2.2.它的initializeState调用过程如下：

3.checkpoint的状态管理器StateBackend

StateBackend

/**

 * A <b>State Backend</b> defines how the state of a streaming application is stored and

 * checkpointed. Different State Backends store their state in different fashions, and use

 * different data structures to hold the state of a running application.

 *

 * <p>For example, the {@link org.apache.flink.runtime.state.memory.MemoryStateBackend memory state backend}

 * keeps working state in the memory of the TaskManager and stores checkpoints in the memory of the

 * JobManager. The backend is lightweight and without additional dependencies, but not highly available

 * and supports only small state.

 *

 * <p>The {@link org.apache.flink.runtime.state.filesystem.FsStateBackend file system state backend}

 * keeps working state in the memory of the TaskManager and stores state checkpoints in a filesystem

 * (typically a replicated highly-available filesystem, like <a href="https://hadoop.apache.org/">HDFS</a>,

 * <a href="https://ceph.com/">Ceph</a>, <a href="https://aws.amazon.com/documentation/s3/">S3</a>,

 * <a href="https://cloud.google.com/storage/">GCS</a>, etc).

 *

 * <p>The {@code RocksDBStateBackend} stores working state in <a href="http://rocksdb.org/">RocksDB</a>,

 * and checkpoints the state by default to a filesystem (similar to the {@code FsStateBackend}).

 *

 * <h2>Raw Bytes Storage and Backends</h2>

 *

 * The {@code StateBackend} creates services for <i>raw bytes storage</i> and for <i>keyed state</i>

 * and <i>operator state</i>.

 *

 * <p>The <i>raw bytes storage</i> (through the {@link CheckpointStreamFactory}) is the fundamental

 * service that simply stores bytes in a fault tolerant fashion. This service is used by the JobManager

 * to store checkpoint and recovery metadata and is typically also used by the keyed- and operator state

 * backends to store checkpointed state.

 *

 * <p>The {@link AbstractKeyedStateBackend} and {@link OperatorStateBackend} created by this state

 * backend define how to hold the working state for keys and operators. They also define how to checkpoint

 * that state, frequently using the raw bytes storage (via the {@code CheckpointStreamFactory}).
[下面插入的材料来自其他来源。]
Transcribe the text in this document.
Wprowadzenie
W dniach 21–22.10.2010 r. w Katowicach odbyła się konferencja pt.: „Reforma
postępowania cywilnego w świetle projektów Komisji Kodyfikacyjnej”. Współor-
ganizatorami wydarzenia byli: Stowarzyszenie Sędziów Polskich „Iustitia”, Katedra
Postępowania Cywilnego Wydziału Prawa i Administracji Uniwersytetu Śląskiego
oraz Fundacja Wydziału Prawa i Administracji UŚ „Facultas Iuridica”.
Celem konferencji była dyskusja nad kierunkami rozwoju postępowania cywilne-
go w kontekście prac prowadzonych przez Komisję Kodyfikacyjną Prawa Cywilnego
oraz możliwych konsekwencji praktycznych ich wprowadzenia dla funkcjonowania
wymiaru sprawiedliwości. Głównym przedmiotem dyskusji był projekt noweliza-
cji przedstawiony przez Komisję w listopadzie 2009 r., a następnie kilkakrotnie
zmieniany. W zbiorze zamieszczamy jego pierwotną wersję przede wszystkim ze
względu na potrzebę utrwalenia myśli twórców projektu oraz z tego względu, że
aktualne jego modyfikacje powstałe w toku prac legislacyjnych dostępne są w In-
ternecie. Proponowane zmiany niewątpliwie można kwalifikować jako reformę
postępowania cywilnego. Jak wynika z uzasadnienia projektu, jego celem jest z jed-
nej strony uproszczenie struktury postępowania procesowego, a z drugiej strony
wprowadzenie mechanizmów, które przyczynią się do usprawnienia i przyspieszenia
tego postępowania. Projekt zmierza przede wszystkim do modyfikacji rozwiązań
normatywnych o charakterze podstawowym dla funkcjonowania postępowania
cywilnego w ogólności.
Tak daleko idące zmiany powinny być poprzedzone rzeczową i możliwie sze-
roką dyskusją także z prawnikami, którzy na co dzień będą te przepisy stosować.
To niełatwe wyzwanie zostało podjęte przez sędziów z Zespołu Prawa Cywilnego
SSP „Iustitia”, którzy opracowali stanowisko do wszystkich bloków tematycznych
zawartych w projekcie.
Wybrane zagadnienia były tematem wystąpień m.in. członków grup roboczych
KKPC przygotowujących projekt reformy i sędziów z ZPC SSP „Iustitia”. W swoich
 * However, it is also possible that for example a keyed state backend simply implements the bridge to

 * a key/value store, and that it does not need to store anything in the raw byte storage upon a

 * checkpoint.

 *

 * <h2>Serializability</h2>

 *

 * State Backends need to be {@link java.io.Serializable serializable}, because they distributed

 * across parallel processes (for distributed execution) together with the streaming application code.

 *

 * <p>Because of that, {@code StateBackend} implementations (typically subclasses

 * of {@link AbstractStateBackend}) are meant to be like <i>factories</i> that create the proper

 * states stores that provide access to the persistent storage and hold the keyed- and operator

 * state data structures. That way, the State Backend can be very lightweight (contain only

 * configurations) which makes it easier to be serializable.

 *

 * <h2>Thread Safety</h2>

 *

 * State backend implementations have to be thread-safe. Multiple threads may be creating

 * streams and keyed-/operator state backends concurrently.

 */

4.Savepoint

Savepoint是Checkpoint的一种特殊实现，底层也是使用Checkpoint的机制。Savepoint是用户以手工命令的方式触发Checkpoint并将结果持久化到指定的存储里，其主要目的是帮助用户在升级和维护集群过程中保存系统的状态数据，避免因停机或者升级邓正常终止应用的操作而导致系统无法恢复到原有的计算状态，而无法实现Exactly-Once的语义保证。

/**

 * Savepoints are manually-triggered snapshots from which a program can be

 * resumed on submission.

 *

 * <p>In order to allow changes to the savepoint format between Flink versions,

 * we allow different savepoint implementations (see subclasses of this

 * interface).

 *

 * <p>Savepoints are serialized via a {@link SavepointSerializer}.

 */

5.Querable State

Queryable State，顾名思义，就是可查询的状态，表示这个状态，在流计算的过程中就可以被查询，而不像其他流计算框架，需要存储到外部系统中才能被查询。目前可查询的state主要针对partitionable state，如keyed state等。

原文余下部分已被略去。